Photo by Markus Spiske on Unsplash

Paying Attention to Attention: A compilation

A compilation of LinkedIn posts on Transformer Attention Mechanisms

Vijayasri Iyer
7 min readDec 23, 2023

--

LinkedIn is an excellent platform for Educational short-form content and I love to use this platform for sharing AI content, to keep up with the latest news, and to learn from experts. Recently, I did a series of posts on attention mechanisms for transformers which were well received by the community. Since posts get lost on social media over time, I am creating a short compilation in this blog, so that it can serve as a quick overview for anyone looking to learn/brush up their knowledge of this topic. Enjoy!

🛬Self-attention and Cross-attention

What are self-attention and cross-attention mechanisms and when should they be used?

💡 Self-Attention: Each element in the sequence calculates its attention weights with respect to all other elements. This allows the model to weigh the importance of different elements for each position.

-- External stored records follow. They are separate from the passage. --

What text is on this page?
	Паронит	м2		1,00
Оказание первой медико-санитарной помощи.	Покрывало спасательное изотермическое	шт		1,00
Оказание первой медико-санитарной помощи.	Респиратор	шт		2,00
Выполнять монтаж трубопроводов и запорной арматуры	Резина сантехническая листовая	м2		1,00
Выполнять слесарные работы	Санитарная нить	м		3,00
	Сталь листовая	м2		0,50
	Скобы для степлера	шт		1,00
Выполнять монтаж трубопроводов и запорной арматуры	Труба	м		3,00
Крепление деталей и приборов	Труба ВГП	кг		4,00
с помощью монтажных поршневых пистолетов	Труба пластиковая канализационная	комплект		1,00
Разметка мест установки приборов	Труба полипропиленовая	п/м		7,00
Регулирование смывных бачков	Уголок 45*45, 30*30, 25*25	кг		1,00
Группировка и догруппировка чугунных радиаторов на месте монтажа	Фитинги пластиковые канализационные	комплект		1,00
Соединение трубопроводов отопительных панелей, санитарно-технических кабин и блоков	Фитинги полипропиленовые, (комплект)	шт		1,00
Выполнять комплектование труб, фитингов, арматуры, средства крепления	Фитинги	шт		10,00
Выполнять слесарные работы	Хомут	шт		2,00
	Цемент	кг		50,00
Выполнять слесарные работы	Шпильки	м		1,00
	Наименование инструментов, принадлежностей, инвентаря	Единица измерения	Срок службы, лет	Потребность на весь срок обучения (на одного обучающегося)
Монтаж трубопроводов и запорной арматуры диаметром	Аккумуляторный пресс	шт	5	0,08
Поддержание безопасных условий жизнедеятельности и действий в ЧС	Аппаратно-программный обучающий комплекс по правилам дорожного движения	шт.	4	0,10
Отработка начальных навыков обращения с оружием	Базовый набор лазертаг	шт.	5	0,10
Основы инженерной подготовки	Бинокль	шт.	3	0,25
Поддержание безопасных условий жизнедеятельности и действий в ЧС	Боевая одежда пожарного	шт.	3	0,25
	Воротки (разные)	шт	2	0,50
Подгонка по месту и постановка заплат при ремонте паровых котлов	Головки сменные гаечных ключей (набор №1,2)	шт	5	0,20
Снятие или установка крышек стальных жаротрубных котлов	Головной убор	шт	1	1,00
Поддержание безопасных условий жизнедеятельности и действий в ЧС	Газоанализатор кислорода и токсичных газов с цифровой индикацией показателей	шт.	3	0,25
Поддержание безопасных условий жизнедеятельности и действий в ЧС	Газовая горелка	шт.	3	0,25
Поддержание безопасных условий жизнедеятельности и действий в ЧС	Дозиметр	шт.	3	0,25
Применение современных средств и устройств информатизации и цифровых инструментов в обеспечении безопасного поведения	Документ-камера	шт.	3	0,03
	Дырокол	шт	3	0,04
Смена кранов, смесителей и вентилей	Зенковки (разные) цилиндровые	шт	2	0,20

When is self-attention used?

1. Tasks involving single sequence data (eg: classification)

2. Self-attention mechanisms are quite computationally expensive with time complexity of O(n² * d) for a sequence of length n and input dimension d.

💡 Cross-Attention: Cross-attention is like self-attention but extended to tasks that involve two different sequences. For eg: cross-attention is used in the decoder to attend to the encoder’s output. When generating the next element in the output sequence, the model considers different parts of the input sequence, giving higher weights to the relevant parts.

When is cross-attention used?

1. Typically used when transferring information from one sequence to another like machine translation, summarization, etc.

2. When capturing complex relationships between elements in different sequences

3. Time complexity of O(m * n * d), where m is the length of the output sequence, n is the length of the input sequence, and d is the input dimension. The time complexity of cross-attention can be slightly better compared to self-attention depending on the length of the input output sequences.

Of course, most models use a combination of self and cross-attention in their architecture. Several derivatives of these attention mechanisms are incredibly popular in both the Computer Vision and NLP communities.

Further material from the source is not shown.